The magnitude of CO increase is related to the fluid type, as well as the amount of hydration. Furthermore, the amount of fluid that remains intravascular may be associated with the incidence of hypotension. In a study comparing 1.5 l LR to 0.5 l HES to 1 l HES as prehydration prior to neuraxial blockade for CD, Ueyama and colleagues demonstrated that the amount of prehydration that remains intravascular (as measured by indocyanine green blood concentration monitored though noninvasive pulse spectrophotometry) is significantly correlated to the increase in CO; moreover, the incidence of hypotension was reduced in the group with the greatest increase in CO.[51] The authors demonstrated that in the 1.5 l LR, 0.5 l HES and 1.0 l HES groups, the volume of infused solution remaining in the intravascular space was 0.43 ± 0.20 l, 0.54 ± 0.14 l and 1.03 ± 0.21 l, respectively; and the increase in CO was 11% (from 5.4 ± 1.0 to 6.0 ± 1.0 l/min), 15% (from 5.4 ± 1.0 to 6.2 ± 0.6 l/min) and 43% (from 5.1 ± 1.0 to 7.3 ± 1.1 l/min), respectively. The percentage of blood volume increase significantly correlated to the increase in CO (r2 = 0.838; p < 0.001). The incidence of hypotension after spinal anesthesia was 75% in the 1.5 l LR group, 58% for the 0.5 l HES group and only 17% for the 1.0 l HES group.

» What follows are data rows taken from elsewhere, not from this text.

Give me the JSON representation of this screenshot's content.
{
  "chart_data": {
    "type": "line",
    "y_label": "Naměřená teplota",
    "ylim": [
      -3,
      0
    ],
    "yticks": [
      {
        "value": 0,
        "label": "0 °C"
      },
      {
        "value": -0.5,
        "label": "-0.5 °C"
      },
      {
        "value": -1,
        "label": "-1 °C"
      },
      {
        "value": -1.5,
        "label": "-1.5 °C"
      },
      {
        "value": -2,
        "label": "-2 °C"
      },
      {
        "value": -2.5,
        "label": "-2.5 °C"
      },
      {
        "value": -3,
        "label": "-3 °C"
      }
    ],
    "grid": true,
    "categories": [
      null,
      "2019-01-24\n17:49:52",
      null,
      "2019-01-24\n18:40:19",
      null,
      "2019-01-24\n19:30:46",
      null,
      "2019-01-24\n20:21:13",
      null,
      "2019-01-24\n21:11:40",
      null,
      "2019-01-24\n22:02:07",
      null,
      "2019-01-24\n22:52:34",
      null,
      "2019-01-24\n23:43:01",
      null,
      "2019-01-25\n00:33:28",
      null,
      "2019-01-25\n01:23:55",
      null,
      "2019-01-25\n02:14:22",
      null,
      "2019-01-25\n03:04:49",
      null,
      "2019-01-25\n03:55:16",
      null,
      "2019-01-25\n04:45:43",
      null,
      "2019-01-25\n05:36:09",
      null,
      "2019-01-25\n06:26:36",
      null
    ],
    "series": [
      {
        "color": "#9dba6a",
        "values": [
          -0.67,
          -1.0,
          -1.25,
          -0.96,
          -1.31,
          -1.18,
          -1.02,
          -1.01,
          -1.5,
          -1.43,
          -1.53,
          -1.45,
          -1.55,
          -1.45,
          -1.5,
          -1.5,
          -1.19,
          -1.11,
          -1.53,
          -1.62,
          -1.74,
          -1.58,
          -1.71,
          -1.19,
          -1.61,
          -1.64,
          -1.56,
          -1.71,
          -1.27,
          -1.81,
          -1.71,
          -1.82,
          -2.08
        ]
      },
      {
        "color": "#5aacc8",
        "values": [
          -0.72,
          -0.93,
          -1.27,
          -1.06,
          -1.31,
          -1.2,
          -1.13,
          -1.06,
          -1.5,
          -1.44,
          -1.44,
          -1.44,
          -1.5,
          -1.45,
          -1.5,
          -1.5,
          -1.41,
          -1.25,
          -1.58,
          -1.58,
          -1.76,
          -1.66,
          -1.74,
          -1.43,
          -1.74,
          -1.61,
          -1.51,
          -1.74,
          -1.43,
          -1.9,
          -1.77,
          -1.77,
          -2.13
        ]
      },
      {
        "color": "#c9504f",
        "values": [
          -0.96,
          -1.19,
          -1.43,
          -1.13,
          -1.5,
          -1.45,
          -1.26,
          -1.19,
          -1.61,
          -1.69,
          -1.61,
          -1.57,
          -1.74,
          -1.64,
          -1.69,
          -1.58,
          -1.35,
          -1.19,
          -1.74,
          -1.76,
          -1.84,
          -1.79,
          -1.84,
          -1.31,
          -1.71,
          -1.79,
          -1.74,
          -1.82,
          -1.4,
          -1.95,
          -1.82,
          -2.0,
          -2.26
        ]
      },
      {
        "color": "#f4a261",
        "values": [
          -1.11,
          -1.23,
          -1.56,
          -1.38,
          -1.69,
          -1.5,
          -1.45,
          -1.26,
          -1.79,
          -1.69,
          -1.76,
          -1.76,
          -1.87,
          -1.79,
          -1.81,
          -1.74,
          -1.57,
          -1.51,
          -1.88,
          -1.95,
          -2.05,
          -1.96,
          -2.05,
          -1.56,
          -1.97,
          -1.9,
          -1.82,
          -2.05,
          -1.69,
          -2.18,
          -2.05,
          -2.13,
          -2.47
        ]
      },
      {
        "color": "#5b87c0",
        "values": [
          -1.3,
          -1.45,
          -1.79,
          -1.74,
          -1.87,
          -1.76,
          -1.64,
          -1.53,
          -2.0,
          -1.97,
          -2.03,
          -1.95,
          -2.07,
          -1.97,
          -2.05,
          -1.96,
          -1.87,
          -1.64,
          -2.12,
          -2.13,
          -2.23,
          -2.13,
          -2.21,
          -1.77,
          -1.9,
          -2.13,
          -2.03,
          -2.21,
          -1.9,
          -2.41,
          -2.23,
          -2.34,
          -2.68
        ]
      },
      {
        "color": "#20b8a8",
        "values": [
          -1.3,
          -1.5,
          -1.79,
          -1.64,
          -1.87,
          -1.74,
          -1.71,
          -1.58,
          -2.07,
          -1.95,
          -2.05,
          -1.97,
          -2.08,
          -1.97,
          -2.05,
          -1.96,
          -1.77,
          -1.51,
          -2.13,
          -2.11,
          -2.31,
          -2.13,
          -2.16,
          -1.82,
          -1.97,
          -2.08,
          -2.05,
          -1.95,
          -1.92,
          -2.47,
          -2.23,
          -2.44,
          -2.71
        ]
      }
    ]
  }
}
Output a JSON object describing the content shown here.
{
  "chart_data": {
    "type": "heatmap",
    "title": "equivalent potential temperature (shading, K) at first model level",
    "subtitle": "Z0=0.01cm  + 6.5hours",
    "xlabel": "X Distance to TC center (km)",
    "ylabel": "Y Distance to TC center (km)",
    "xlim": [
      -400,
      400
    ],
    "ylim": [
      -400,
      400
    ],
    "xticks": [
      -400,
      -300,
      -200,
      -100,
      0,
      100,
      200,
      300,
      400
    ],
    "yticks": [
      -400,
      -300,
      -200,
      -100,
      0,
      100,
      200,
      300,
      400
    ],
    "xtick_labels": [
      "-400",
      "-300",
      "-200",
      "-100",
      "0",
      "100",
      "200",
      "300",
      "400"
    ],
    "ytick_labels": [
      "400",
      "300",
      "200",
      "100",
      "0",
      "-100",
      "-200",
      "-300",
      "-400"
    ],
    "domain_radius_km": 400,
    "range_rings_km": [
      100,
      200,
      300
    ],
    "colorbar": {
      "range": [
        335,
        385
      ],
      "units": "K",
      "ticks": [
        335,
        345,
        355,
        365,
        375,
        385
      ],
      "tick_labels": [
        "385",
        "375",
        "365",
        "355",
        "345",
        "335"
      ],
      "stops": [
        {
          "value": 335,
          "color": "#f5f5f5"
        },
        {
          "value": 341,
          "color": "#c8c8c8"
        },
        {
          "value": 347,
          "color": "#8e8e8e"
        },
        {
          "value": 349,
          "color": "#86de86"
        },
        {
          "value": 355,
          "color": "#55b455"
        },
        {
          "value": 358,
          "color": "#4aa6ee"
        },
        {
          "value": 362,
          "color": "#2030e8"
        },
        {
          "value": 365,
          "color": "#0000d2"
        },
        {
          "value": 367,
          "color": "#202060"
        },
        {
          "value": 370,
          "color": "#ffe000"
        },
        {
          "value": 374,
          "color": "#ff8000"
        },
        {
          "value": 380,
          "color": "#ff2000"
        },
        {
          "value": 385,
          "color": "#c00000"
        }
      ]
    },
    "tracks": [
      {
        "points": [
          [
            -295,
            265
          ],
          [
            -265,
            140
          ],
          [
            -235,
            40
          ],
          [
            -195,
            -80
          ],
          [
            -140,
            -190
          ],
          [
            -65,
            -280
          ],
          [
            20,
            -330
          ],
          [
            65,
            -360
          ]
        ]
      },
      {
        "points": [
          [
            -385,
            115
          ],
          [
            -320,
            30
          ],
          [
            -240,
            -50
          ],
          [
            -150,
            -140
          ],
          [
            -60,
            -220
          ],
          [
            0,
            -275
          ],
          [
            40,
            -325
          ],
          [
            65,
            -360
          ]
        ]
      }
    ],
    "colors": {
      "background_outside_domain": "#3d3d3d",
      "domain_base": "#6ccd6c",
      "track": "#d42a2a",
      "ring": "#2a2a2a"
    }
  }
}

In summary, 1.0 l of HES preload increased the intravascular volume and CO significantly more effectively than 1.5 l LR or 0.5 l HES; the incidence of 1 h post spinal hypotension was also reduced in this group.

Overall, colloid solutions have been found to be more effective than crystalloid solutions in prehydration to prevent hypotension,[55] especially when at least 1 l of HES is used.[51] However, the use of colloid solutions prior to uterine evacuation and subsequent autotransfusion has been questioned by some, with the risk of potential pulmonary edema, allergies to colloidal solutions and the costs of the solutions cited.[56] Interestingly, recent studies have demonstrated that initiating a rapid infusion of crystalloid at the time of neuraxial blockade administration (i.e., 'co-loading') is as effective as prehydration with crystalloid in preventing hypotension;[45,57] however, when colloid is used as a co-load versus for prehydration, there are no differences in the incidence of hypotension or vasoactive medications use.[48,58] Therefore, crystalloid solutions are more beneficial in preventing hypotension when used as a co-load instead of as prehydration, whereas colloid solutions can be as beneficial when used in either of these time frames. As a result of these studies, the use of a rapid co-load of crystalloid solution through a moderately large intravenous line during performance of a neuraxial technique for CD is a viable option.